Saturday, July 25, 2020

Barbarella (1968)



Long ago, in the days before VCR's, I had this friend whose mother was going to college. They seemed impoverished but they stayed on the cutting edge in certain ways. They had a video disk player. It would play movies on large, LP-sized disks. They weren't available for rent anywhere, so they could only watched the movies that came with the player when they bought it. One was The Godfather and  another was Barbarella. I don't know why his mother chose an R-rated sex movie. It had Jane Fonda and looked like science fiction, so they may have gotten the wrong impression. My friend would sing along with the theme song.

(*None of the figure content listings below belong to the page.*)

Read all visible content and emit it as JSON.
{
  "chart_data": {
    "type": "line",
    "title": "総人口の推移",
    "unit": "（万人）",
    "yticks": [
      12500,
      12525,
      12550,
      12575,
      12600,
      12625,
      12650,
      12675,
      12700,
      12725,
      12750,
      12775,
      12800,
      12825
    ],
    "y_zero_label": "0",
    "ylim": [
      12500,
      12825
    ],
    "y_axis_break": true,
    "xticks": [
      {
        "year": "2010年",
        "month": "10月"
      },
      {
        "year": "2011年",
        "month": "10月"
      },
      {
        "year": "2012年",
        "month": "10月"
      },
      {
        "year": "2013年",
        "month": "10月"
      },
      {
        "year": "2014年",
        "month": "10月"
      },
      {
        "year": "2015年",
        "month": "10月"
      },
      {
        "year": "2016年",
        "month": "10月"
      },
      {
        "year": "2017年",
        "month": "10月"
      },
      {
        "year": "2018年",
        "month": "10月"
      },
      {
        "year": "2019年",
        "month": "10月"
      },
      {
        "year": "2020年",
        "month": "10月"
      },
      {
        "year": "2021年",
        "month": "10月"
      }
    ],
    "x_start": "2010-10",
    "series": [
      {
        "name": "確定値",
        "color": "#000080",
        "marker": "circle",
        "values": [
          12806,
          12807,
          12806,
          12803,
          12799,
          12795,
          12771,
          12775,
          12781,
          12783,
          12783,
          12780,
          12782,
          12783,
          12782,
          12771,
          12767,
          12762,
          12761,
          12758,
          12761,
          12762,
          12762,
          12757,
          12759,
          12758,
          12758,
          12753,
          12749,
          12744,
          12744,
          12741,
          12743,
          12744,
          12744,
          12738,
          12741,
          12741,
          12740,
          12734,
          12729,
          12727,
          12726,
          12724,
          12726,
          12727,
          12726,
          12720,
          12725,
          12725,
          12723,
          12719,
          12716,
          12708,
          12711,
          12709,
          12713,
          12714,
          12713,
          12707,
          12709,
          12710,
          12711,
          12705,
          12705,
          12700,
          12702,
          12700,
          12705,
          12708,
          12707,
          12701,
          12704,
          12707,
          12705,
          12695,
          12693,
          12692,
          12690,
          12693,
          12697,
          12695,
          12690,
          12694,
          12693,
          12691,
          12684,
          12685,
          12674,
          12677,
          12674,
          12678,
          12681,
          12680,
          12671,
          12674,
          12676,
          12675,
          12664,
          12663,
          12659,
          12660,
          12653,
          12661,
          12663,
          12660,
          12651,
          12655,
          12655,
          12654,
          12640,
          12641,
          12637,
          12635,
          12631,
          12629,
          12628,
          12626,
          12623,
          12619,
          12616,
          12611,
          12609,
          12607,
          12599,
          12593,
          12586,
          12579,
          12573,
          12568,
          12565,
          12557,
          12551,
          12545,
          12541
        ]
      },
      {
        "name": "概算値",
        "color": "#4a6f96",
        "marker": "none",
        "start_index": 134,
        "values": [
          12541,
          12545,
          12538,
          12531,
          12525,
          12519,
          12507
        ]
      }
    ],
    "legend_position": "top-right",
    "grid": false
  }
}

Directed by Roger Vadim. His first wife was Brigitte Bardot. Fonda was wife #3. 

Mark Rappaport, in his documentary about Jean Seberg, commented on the tendency of male directors to cast their wives in roles like this. Elderly Republican pervert Clint Eastwood gave Sandra Locke a rape scene in every movie of his she was in. 

I tried to watch Barbarella back then and never made it very far. I have it on at this very moment on The Criterion Channel. It's well-made anyway, better than other science fiction movies capitalist countries produced at the time. I never really liked Jane Fonda. Mike Kuchar noted that they stole some stuff from his underground film Sins of the Fleshapoids.

On a 1978 episode of Saturday Nigh Live, Bill Murray played a dim witted movie critic who reviews Coming Home and laments that Jane Fonda's anti-war activism kept her from getting more good roles like Barbarella. Murray then courageously speaks out against the Vietnam War three years after it ended, which was the problem with Coming Home. It should have been made ten years earlier.

Come to think of it, I haven't seen Coming Home anywhere in years. Maybe Barbarella WAS of greater lasting merit.